# Lateness?



## MisStarrlight (Jun 30, 2007)

So I'm sitting around my house killing time.  It's 1:22 now and I am supposed to be doing a wedding today (Bride +3).  The limo is coming at 4...and I also have to be to work at 4 (meaning that I have to be done & outta there at like 3:30....so I told the bride we needed to start at 12 at the latest.  I can get away with being a little late to work, but not that much.  There was some issue w/ the hotel so she said she'd call this morning & let me know if we'd be getting her ready at home or at the hotel.  By 12 I had heard nothing so I called her-they're still at the hair dressers....and they have to go back to her house before heading to the hotel.  Ok, so even if she called me by 1:30 we still wouldn't get in & started till at least 2.  Yes, I can do 4 faces in an hour and a half, but not comfortably...but what am I going to do?  I can't leave her stranded on her wedding day.  I feel bad cause she's super sweet & has really been one of my best brides....but I'm soooo aggravated.

Ok, sorry for the rant...now to my real point....

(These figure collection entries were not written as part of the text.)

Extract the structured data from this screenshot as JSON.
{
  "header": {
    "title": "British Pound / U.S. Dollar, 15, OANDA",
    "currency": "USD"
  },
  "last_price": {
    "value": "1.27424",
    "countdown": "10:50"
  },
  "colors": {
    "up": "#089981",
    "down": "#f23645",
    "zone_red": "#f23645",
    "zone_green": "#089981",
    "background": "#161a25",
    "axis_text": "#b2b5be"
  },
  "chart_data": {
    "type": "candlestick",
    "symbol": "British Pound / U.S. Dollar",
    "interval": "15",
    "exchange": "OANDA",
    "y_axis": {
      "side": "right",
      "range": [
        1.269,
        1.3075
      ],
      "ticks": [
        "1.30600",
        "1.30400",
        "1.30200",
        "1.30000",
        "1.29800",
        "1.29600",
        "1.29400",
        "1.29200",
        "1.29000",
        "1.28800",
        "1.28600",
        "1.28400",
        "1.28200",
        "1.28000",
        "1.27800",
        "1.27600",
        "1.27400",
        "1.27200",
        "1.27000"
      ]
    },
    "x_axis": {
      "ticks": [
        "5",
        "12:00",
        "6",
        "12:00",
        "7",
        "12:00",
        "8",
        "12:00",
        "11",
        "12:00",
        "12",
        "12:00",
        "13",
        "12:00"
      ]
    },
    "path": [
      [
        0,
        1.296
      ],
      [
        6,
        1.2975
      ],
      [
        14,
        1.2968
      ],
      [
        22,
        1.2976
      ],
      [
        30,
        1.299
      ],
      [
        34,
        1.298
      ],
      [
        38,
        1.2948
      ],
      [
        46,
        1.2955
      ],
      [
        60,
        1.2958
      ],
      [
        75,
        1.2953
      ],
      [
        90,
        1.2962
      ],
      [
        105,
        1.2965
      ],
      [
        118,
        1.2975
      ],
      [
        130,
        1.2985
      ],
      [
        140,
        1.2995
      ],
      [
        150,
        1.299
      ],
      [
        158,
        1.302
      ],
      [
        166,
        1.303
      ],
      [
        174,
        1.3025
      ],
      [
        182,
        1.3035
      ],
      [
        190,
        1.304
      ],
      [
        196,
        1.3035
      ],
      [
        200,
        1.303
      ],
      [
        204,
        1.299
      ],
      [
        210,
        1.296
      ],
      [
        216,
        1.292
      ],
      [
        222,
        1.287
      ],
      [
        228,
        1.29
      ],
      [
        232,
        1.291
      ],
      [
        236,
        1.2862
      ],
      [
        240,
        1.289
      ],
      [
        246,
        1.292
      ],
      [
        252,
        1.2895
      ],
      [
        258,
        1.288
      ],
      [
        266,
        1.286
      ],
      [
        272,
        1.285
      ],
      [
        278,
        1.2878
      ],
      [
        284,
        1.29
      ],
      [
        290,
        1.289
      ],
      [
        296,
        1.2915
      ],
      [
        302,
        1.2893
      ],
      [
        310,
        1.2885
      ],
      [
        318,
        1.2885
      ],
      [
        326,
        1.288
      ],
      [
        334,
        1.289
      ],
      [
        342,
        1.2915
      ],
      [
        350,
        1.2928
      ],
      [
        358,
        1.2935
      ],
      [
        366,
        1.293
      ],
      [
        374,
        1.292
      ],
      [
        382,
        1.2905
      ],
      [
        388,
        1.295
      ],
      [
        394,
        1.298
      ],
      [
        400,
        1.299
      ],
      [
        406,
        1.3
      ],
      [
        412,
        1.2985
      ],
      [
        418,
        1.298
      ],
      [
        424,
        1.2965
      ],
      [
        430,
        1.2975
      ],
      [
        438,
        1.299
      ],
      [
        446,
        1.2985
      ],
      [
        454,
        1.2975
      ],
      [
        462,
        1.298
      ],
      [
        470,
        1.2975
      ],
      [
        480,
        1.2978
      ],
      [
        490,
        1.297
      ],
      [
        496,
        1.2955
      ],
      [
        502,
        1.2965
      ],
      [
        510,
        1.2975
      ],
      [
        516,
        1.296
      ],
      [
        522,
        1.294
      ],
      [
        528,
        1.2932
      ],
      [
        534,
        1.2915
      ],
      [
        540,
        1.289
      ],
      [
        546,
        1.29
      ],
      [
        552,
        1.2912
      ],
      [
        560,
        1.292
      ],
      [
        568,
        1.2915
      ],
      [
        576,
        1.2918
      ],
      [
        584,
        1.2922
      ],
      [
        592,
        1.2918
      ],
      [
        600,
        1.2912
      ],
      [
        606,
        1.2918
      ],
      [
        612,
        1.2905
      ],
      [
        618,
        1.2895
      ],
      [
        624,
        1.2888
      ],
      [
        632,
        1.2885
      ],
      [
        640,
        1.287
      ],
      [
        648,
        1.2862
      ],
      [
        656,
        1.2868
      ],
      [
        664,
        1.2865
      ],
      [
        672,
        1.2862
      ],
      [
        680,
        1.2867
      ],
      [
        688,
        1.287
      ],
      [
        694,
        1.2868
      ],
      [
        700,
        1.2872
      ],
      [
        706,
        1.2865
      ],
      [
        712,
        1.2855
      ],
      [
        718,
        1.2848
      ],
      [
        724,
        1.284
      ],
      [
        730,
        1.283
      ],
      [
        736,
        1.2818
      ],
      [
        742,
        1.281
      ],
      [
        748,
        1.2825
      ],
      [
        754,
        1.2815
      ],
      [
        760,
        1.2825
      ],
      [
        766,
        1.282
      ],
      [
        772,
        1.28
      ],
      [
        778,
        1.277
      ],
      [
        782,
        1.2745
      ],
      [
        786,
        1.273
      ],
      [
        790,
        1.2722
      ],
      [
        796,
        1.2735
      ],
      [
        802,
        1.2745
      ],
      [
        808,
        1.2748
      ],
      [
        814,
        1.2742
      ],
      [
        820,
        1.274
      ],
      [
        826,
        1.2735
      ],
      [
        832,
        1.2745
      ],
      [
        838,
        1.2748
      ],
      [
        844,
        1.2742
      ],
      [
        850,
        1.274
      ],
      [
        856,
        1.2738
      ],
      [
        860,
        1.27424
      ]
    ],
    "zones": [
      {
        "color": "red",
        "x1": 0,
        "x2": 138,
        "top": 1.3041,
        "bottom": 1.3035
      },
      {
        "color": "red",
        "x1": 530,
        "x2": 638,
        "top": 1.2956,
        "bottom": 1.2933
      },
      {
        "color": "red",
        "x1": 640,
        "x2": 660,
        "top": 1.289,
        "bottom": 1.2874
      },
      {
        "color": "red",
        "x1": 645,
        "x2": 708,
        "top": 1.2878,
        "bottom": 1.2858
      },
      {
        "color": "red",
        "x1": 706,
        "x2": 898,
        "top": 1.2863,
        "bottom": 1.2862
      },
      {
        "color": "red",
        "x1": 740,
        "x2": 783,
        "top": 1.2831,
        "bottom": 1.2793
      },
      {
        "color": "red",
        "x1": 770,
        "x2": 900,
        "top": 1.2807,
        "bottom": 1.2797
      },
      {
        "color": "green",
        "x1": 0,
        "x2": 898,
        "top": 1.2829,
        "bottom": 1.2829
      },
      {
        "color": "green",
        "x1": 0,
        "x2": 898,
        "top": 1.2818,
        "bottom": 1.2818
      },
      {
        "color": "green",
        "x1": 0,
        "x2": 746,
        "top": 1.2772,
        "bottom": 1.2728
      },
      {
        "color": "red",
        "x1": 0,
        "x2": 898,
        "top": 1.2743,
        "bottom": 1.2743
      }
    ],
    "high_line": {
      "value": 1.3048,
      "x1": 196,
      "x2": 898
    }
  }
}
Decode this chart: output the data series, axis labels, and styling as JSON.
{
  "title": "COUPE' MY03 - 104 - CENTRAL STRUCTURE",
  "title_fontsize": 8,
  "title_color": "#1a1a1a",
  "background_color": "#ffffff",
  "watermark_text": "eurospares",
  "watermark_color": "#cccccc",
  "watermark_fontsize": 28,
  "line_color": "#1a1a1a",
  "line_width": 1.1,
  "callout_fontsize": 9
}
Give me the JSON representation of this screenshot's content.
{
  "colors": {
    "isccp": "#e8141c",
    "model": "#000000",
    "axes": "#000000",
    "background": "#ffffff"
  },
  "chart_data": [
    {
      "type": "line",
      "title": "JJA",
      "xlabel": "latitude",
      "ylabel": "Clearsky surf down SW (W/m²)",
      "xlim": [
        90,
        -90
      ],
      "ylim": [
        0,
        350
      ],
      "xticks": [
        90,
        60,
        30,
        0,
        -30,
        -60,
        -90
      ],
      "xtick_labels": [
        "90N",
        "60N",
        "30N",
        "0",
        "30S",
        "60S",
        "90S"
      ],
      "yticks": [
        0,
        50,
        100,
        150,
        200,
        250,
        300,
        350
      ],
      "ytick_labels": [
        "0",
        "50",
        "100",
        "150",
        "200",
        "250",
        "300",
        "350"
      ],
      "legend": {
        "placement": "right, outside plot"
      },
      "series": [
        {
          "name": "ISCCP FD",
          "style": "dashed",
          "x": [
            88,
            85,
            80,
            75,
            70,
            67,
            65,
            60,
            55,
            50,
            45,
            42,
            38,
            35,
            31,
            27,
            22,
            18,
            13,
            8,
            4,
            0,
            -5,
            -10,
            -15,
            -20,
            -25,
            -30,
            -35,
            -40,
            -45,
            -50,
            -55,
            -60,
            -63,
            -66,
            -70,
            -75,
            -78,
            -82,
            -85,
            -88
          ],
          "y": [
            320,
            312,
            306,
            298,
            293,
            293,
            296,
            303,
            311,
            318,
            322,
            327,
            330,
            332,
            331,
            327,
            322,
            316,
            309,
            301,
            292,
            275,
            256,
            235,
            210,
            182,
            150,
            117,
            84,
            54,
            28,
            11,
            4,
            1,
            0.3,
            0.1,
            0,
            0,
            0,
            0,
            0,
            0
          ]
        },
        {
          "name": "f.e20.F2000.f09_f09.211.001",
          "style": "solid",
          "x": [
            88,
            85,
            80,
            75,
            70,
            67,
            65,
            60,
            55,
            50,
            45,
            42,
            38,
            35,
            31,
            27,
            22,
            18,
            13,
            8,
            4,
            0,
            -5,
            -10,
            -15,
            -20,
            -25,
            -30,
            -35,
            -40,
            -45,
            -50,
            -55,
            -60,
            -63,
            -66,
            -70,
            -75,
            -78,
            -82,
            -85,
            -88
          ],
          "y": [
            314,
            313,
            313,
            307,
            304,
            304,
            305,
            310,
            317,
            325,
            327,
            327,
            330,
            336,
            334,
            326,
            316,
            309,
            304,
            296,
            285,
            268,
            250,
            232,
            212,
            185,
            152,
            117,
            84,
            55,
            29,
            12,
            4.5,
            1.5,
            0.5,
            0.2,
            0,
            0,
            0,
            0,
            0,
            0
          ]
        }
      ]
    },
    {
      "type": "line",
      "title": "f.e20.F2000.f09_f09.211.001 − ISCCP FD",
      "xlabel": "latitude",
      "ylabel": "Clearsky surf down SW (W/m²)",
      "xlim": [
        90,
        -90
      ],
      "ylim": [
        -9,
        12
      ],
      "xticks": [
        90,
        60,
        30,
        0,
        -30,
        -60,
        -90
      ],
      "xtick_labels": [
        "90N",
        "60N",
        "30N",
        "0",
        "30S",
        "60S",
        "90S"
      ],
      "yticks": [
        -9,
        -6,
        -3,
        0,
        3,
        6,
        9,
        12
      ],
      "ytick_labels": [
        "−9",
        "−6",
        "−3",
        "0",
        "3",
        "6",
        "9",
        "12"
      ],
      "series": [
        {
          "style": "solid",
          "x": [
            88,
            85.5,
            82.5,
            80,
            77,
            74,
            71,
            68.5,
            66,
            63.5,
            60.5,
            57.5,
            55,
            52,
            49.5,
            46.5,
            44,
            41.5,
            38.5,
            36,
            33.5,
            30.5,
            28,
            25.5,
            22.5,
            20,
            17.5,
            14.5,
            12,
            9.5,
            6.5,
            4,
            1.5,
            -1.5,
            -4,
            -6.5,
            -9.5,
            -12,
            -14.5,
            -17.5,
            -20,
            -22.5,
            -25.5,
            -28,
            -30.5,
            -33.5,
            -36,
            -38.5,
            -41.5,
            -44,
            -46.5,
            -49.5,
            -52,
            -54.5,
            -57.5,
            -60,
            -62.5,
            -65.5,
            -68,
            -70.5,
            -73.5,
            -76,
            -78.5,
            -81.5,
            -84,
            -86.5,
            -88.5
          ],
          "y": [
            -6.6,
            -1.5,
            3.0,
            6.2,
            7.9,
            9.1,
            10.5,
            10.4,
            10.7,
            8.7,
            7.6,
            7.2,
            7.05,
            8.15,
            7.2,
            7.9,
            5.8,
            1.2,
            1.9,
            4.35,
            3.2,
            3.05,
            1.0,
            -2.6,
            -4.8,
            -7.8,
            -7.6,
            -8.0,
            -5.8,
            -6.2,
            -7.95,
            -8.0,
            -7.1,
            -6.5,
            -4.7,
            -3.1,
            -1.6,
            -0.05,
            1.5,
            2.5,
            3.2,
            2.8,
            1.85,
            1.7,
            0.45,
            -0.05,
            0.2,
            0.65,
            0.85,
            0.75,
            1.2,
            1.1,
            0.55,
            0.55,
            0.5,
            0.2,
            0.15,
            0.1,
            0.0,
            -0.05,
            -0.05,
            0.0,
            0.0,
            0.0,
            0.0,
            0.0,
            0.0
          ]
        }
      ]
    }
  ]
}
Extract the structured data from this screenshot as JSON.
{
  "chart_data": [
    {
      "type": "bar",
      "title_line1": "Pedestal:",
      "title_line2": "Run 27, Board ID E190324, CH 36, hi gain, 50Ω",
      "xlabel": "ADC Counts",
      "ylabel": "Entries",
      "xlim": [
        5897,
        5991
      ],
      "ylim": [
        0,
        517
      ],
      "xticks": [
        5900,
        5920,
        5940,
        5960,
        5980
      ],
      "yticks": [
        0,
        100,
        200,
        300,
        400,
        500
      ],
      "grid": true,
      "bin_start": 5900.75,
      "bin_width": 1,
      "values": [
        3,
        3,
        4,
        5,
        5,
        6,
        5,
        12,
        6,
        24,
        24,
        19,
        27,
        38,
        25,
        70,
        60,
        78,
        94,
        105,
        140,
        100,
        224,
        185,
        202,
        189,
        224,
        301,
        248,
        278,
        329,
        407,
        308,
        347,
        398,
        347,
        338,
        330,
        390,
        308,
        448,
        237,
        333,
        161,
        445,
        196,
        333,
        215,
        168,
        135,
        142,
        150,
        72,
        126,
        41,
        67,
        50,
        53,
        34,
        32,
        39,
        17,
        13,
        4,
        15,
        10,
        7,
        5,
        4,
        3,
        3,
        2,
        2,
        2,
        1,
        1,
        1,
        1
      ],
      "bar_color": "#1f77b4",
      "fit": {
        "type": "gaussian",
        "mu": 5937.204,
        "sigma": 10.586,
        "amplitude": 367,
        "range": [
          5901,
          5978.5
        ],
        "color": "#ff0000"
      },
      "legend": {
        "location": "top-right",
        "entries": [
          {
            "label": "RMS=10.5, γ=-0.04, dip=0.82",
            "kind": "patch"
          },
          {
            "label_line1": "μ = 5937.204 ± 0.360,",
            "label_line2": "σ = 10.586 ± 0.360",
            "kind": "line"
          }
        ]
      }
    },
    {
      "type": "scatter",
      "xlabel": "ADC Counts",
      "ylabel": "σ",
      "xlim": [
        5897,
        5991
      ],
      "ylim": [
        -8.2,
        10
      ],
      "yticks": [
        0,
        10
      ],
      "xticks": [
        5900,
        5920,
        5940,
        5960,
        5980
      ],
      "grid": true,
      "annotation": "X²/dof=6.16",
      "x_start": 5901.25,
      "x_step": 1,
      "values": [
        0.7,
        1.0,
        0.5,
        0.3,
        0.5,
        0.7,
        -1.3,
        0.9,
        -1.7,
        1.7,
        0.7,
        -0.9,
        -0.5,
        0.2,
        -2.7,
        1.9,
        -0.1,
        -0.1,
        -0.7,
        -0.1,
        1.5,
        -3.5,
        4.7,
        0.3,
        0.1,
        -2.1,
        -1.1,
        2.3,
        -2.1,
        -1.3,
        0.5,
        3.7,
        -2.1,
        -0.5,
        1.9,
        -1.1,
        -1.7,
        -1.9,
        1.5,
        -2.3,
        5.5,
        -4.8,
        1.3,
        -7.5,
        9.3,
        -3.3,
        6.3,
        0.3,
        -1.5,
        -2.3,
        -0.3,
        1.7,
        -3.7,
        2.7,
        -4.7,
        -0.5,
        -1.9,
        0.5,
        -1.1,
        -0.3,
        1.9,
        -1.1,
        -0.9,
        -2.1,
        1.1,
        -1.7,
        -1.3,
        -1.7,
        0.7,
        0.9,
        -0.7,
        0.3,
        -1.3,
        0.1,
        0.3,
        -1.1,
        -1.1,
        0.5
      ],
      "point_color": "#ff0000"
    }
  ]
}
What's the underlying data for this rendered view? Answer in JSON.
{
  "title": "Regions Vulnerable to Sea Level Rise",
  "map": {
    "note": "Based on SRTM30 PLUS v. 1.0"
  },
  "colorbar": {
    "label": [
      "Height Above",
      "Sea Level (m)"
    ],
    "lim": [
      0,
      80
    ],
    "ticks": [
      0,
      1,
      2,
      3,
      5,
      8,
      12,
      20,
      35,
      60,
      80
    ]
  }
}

I've been on soo many jobs where people are late-models, other MUAs, stylists, etc.  I understand that things happen-traffic, waking up late, nervous breakdowns, etc, but really this is your life, or at least your career/job/passion.  I have only been late to 1 shoot in my entire life (and that was b/c I was lost & the photog was from overseas & didn't know where he was so he couldn't give me directions to get there)..usually I am at least 15 minutes early.  I don't want to be the one responsible for holding up everything (and I want to be sure that the photographer wants to work with me again) so I don't understand why everyone else feels that this is ok.


----------



## MisStarrlight (Jul 1, 2007)

So yeah, I didn't start until 3:30...time to put another clause in my contract.  Anyone got any ideas as to how to word it?


----------



## Shimmer (Jul 1, 2007)

MartyGreene may  be able to give some advice. You may try PMing her...


----------